The fact that it isn't is just dishonest.
I have seen this when approaching ~30% context window remaining.
There was a big bug in the Voice MCP I was using that it would just talk to itself back and forth too.
LLMs don't "think" or "understand" in any way. They aren't AGI. They're still just stochastic parrots.
Putting them in control of making decisions without humans in the loop is still pretty crazy.
It seems like Halo's rampancy take on the breakdown of an AI is not a bad metaphor for the behavior of an LLM at the limits of its context window.
terrifying. not in any "ai takes over the world" sense but more in the sense that this class of bug lets it agree with itself which is always where the worst behavior of agents comes from.
I have also noticed the same with Gemini. Maybe it is a wider problem.
Same with copilot cli, constantly confusing who said what and often falling back to it's previous mistakes after i tell it not too. Delusional rambling that resemble working code >_<
Oh, so I’m not imagining this. Recently, I’ve tried to up my LLM usage to try and learn to use the tooling better. However, I’ve seen this happen with enough frequency that I’m just utterly frustrated with LLMs. Guess I should use Claude less and others more.

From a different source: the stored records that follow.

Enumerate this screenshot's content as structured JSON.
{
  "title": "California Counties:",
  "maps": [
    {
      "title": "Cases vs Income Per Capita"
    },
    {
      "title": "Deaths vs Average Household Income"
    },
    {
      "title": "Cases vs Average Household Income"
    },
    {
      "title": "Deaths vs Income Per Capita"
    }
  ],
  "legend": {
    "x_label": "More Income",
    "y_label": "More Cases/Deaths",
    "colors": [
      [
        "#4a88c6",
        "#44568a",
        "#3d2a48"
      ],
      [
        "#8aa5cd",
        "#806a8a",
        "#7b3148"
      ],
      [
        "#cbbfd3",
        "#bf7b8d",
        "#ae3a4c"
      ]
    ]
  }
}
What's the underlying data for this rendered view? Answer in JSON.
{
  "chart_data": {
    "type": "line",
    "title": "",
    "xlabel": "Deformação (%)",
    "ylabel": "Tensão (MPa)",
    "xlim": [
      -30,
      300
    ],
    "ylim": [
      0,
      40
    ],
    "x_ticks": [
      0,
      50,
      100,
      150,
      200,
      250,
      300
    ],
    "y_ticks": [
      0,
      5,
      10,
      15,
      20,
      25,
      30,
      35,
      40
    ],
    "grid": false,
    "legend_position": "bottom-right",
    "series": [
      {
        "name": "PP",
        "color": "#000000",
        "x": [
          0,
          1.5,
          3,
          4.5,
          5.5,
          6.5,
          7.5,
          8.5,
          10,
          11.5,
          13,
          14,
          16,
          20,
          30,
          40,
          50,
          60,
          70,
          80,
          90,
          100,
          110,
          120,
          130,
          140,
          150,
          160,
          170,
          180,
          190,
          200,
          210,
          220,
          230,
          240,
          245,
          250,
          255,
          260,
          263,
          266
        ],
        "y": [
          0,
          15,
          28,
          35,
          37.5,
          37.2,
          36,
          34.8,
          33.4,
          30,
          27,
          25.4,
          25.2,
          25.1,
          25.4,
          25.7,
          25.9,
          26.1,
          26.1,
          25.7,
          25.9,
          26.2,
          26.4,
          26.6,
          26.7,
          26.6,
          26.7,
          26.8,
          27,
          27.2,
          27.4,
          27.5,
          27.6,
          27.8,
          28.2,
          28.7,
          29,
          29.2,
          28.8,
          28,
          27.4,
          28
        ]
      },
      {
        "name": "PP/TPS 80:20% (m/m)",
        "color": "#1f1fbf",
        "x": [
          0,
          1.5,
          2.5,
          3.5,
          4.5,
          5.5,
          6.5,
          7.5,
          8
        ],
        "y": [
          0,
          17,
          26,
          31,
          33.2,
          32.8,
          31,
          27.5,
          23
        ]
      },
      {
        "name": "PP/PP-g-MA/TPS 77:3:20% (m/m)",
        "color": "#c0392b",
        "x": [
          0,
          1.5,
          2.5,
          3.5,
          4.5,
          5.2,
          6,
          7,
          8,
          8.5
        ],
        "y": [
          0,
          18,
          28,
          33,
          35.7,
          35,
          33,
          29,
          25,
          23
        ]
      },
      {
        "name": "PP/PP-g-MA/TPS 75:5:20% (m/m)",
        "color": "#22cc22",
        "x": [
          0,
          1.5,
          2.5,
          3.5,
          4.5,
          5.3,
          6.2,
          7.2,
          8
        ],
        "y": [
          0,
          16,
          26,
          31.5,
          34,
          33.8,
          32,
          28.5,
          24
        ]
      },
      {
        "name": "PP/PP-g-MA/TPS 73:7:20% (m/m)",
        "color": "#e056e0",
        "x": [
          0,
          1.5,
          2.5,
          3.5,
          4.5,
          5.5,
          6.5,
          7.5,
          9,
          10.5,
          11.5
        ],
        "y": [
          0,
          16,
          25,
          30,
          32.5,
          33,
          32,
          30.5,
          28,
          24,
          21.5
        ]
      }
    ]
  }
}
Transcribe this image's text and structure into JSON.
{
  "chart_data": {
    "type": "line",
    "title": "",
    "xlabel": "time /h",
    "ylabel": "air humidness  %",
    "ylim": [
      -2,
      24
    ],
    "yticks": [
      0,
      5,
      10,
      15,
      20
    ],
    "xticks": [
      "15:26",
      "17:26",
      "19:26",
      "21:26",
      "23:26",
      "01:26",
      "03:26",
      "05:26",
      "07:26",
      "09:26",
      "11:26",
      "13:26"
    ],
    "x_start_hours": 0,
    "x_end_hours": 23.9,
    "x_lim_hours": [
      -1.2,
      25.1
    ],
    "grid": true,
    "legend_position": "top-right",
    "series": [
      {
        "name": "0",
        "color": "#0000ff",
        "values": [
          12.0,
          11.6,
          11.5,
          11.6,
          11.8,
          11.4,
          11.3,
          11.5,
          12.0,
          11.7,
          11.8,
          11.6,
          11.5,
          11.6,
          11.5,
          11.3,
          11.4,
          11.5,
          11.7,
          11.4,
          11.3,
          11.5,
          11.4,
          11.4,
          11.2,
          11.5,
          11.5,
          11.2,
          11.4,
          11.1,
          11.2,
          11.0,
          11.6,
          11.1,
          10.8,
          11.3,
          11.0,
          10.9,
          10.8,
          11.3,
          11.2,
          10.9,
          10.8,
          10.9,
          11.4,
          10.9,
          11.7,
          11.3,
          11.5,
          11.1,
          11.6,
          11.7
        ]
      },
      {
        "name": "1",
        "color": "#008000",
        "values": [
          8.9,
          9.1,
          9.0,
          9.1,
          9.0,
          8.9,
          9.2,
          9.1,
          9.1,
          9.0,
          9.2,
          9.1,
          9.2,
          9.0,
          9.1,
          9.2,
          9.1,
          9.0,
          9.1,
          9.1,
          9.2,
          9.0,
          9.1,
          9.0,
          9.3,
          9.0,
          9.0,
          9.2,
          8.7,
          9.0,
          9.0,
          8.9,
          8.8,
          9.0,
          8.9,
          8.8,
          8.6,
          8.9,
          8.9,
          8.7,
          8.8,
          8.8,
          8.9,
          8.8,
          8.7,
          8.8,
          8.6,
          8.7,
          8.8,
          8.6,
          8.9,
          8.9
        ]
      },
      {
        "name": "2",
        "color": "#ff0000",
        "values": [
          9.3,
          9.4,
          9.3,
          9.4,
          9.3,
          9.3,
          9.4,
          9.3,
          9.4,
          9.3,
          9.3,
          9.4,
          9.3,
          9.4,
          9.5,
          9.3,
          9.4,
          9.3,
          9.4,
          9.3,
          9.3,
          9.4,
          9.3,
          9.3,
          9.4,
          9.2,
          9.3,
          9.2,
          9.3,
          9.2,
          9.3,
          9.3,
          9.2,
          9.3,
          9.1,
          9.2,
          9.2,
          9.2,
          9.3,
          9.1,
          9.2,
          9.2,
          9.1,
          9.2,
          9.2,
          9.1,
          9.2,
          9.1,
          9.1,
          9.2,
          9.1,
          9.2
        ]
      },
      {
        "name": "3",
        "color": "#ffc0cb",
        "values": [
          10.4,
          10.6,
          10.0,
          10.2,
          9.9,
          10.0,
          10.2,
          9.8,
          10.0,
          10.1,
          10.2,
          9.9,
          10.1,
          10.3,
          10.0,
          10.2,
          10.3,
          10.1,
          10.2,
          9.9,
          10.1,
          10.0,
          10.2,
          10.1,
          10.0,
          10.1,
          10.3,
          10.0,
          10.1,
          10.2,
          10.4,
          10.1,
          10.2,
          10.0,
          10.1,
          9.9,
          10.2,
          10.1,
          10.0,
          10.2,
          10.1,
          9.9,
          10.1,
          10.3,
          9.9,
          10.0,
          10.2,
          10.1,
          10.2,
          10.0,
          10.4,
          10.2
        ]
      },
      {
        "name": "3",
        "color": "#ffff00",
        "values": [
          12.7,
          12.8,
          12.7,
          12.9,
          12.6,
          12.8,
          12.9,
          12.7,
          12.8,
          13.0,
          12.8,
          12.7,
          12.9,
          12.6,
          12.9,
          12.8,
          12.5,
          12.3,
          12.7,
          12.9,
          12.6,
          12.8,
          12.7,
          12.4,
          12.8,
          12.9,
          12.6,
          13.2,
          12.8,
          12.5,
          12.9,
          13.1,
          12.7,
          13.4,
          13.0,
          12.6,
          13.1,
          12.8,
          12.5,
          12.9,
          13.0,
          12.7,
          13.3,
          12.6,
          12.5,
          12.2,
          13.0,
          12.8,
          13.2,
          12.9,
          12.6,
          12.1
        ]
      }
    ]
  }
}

I’ve observed this consistently.
It’s scary how easy it is to fool these models, and how often they just confuse themselves and confidently march forward with complete bullshit.
Everything to do with LLM prompts reminds me of people doing regexes to try and sanitise input against SQL injections a few decades ago, just papering over the flaw but without any guarantees.
It's weird seeing people just adding a few more "REALLY REALLY REALLY REALLY DON'T DO THAT" to the prompt and hoping, to me it's just an unacceptable risk, and any system using these needs to treat the entire LLM as untrusted the second you put any user input into the prompt.